Nieuwe Groninger Encyclopedie

P. Brood, A.H. Huussen en J. van der Kooi (1999)

Gepubliceerd op 20-09-2021

Schnitger, arp

betekenis & definitie

(Schmalenfleth, Duitsland - 1648 Neuenfelde 1719)

Orgelmaker. Hij leerde het vak bij Berendt Huss, een broer van de in Groningen werkzame Hendrik en Johannes Huis (Huss). Schnitger genoot al tijdens zijn leven een grote faam als orgelmaker en was niet alleen zeer toonaangevend in Noord-Duitsland, maar leverde ook orgels aan landen als Portugal en Rusland. Groningen en Friesland vormden voor hem eveneens een vruchtbaar werkterrein. Uit zijn bedrijf kwamen vele bekende orgelmakers voort, zoals (in ons land) zijn zoon Frans Caspar Schnitger, Rudolph Garrels en Johannes Radeker. Veel van Schnitgers orgelkassen in Groningen kwamen tot stand in samenwerking met kistenmaker Allert Meijer en beeldsnijder Jan de Rijk. De invloed van het door Schnitger geschapen orgeltype bleef in Groningen duidelijk merkbaar tot in de eerste helft van de 19de eeuw.

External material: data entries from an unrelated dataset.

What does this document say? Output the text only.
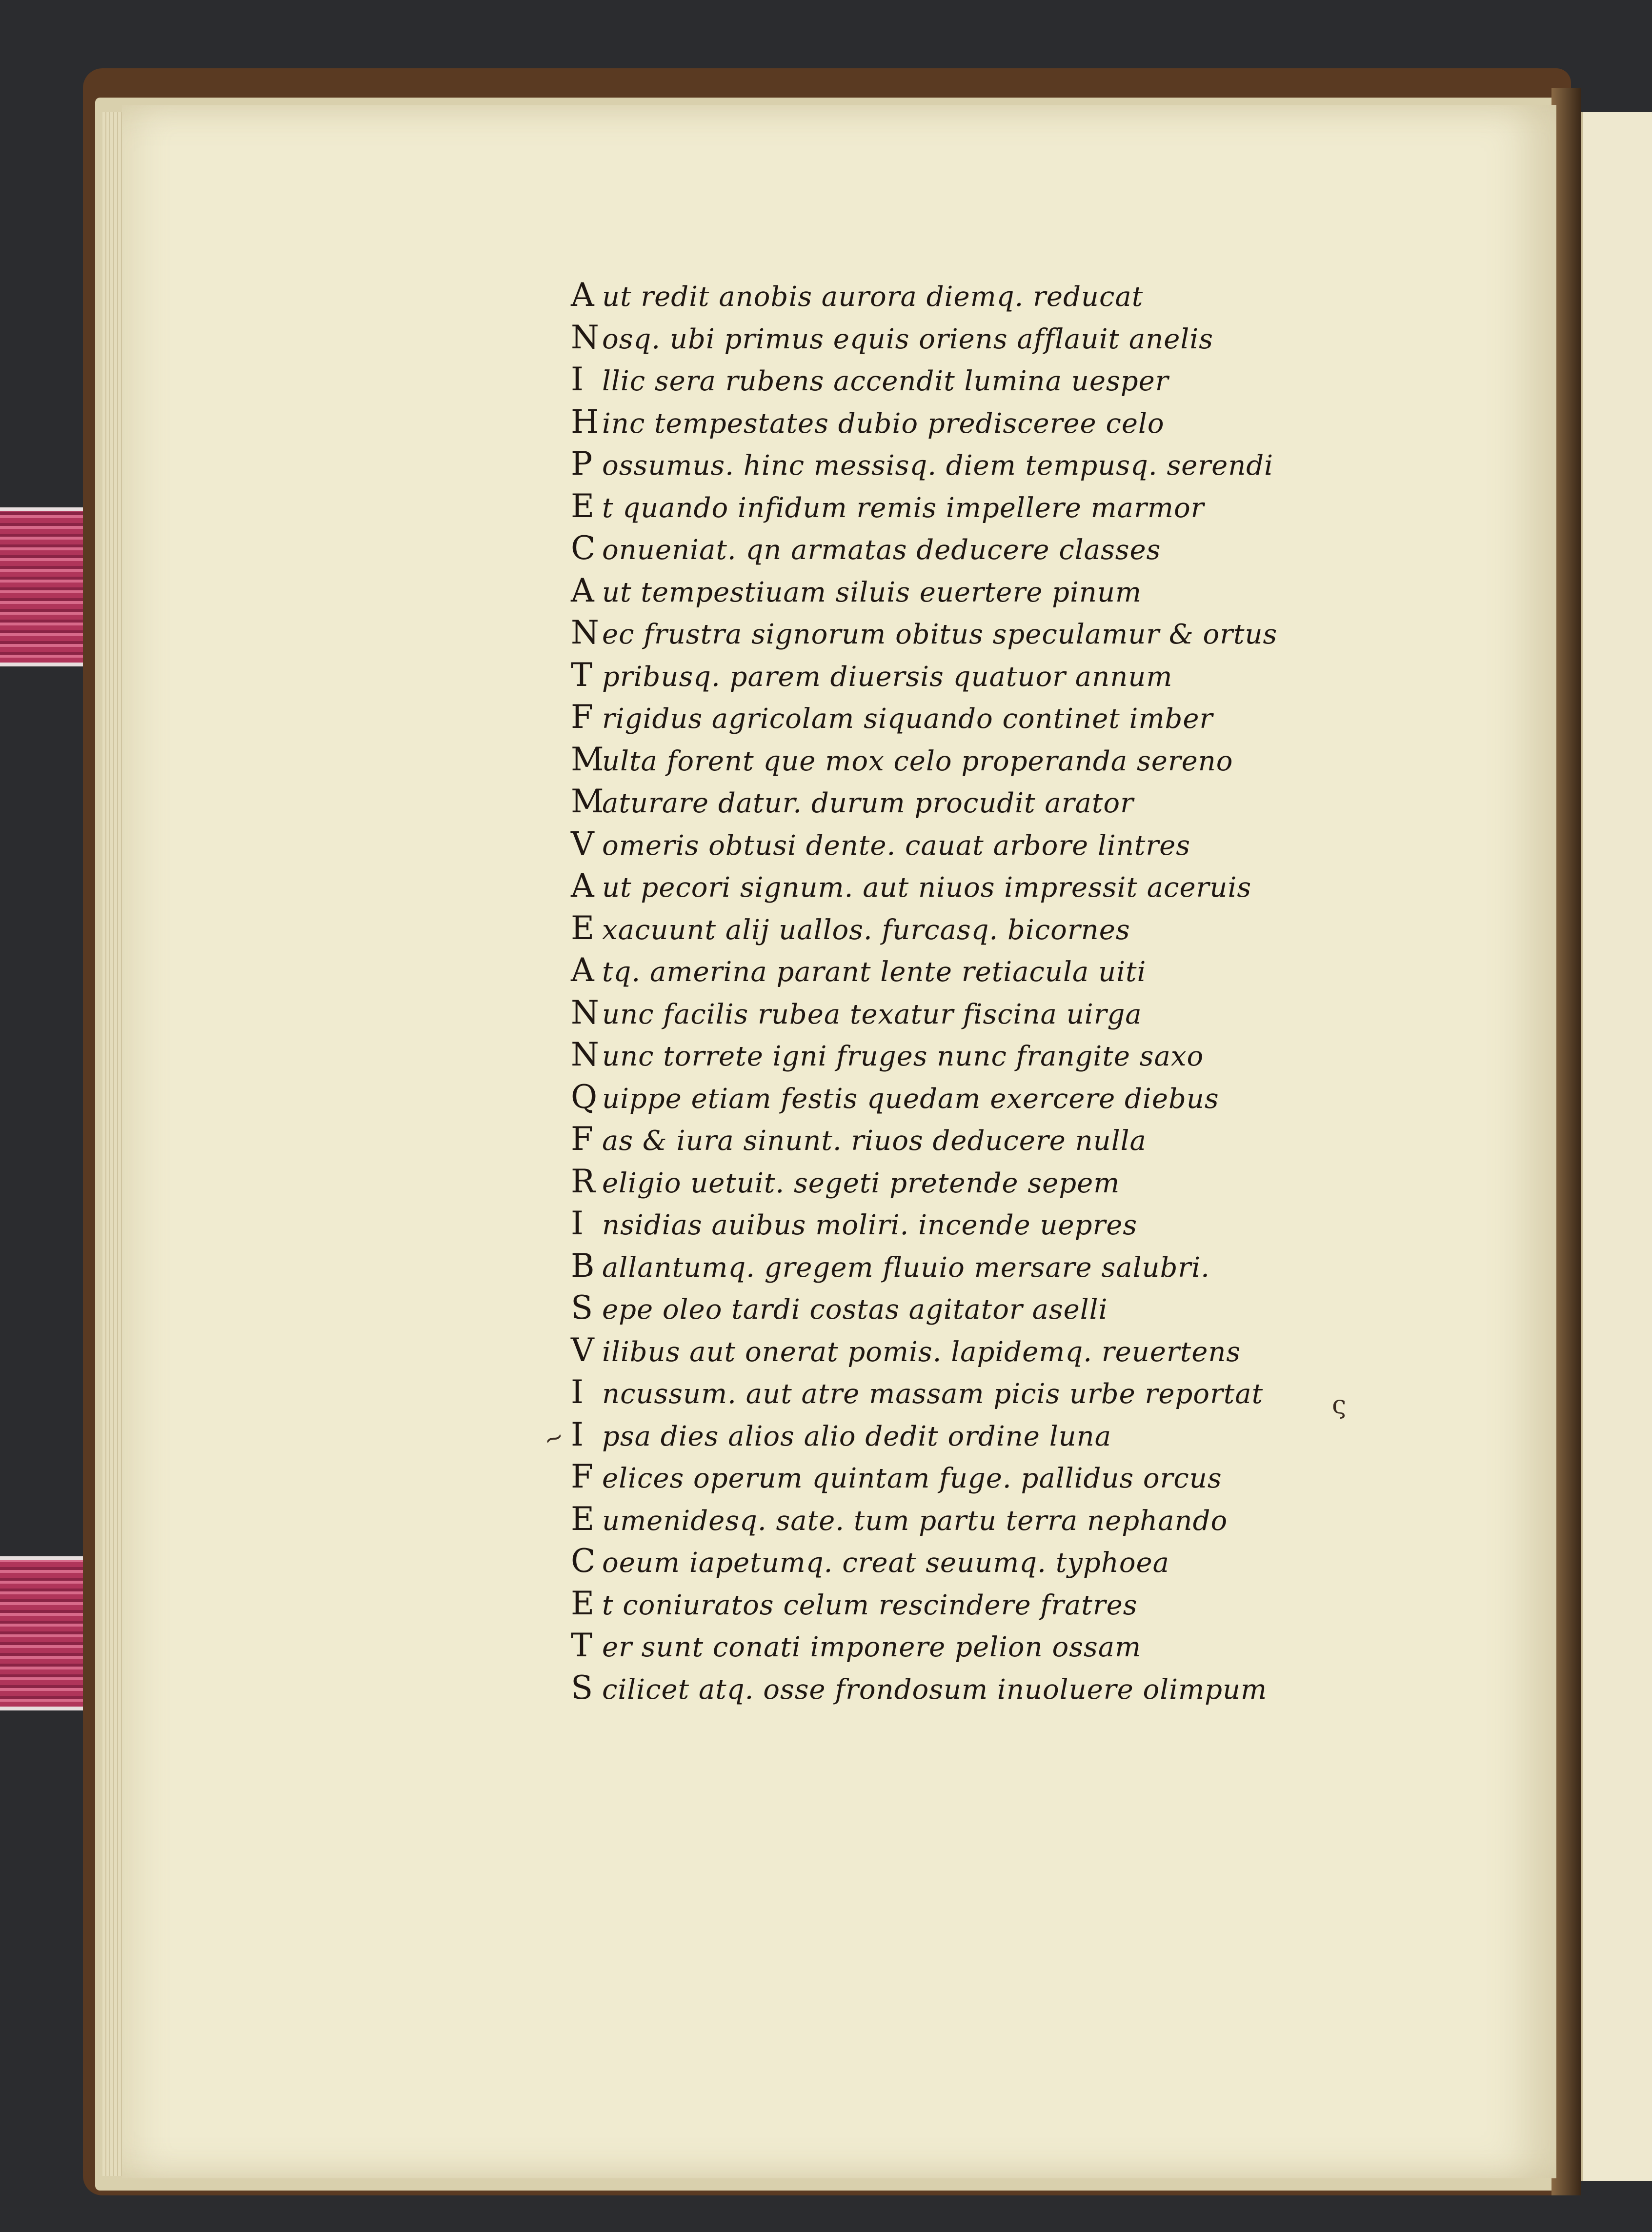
A ut redit anobis aurora diemq. reducat
Nosq. ubi primus equis oriens afflauit anelis
I llic sera rubens accendit lumina uesper
Hinc tempestates dubio predisceree celo
P ossumus. hinc messisq. diem tempusq. serendi
E t quando infidum remis impellere marmor
C onueniat. qn armatas deducere classes
A ut tempestiuam siluis euertere pinum
Nec frustra signorum obitus speculamur & ortus
T pribusq. parem diuersis quatuor annum
F rigidus agricolam siquando continet imber
Multa forent que mox celo properanda sereno
Maturare datur. durum procudit arator
V omeris obtusi dente. cauat arbore lintres
A ut pecori signum. aut niuos impressit aceruis
E xacuunt alij uallos. furcasq. bicornes
A tq. amerina parant lente retiacula uiti
Nunc facilis rubea texatur fiscina uirga
Nunc torrete igni fruges nunc frangite saxo
Q uippe etiam festis quedam exercere diebus
F as & iura sinunt. riuos deducere nulla
R eligio uetuit. segeti pretende sepem
I nsidias auibus moliri. incende uepres
B allantumq. gregem fluuio mersare salubri.
S epe oleo tardi costas agitator aselli
V ilibus aut onerat pomis. lapidemq. reuertens
I ncussum. aut atre massam picis urbe reportat
I psa dies alios alio dedit ordine luna
F elices operum quintam fuge. pallidus orcus
E umenidesq. sate. tum partu terra nephando
C oeum iapetumq. creat seuumq. typhoea
E t coniuratos celum rescindere fratres
T er sunt conati imponere pelion ossam
S cilicet atq. osse frondosum inuoluere olimpum
~
ς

Belangrijkste werkzaamheden in onze provincie: Groningen, Martinikerk (1691-1692, verbouwing en vergroting); nieuwe orgels o.a. in Nieuw-Scheemda (1695), Harkstede (1696), Noordbroek (1696), Groningen (Der Aa-kerk, 1697 en lutherse kerk, 1699), Uithuizen (1701), Groningen (Academie- of Broerkerk, 1702), Eenum (1704) en Godlinze (1704). Ook bouwde hij een aantal huisorgels. Van Schnitgers totale oeuvre bleef juist in de provincie Groningen relatief veel goed bewaard. De herdenking in 1969 te Groningen van zijn 250-jarige sterfdag vormde een belangrijke impuls (ook internationaal) voor de heroriëntatie op de bouwwijze van het Noord-Duitse barokorgel, in het bijzonder van dat van Schnitger zélf.

Lit.: C.H. Edskes, De nagelaten geschriften van de orgelmaker Arp Schnitger (1648-1719) (Sneek 1968): H.A. Edskes, R. Koning en H.F.W. Kruize (red.), Arp Schnitger en zijn werk in het groningerland (Groningen 1969); G. Fock, Arp Schnitger und seine Schule (Kassei 1974): B. v.d.

Ploeg, A. Rodenboog en B. Veening (red.), 350 Jaar Arp Schnitger (Groningen 1998).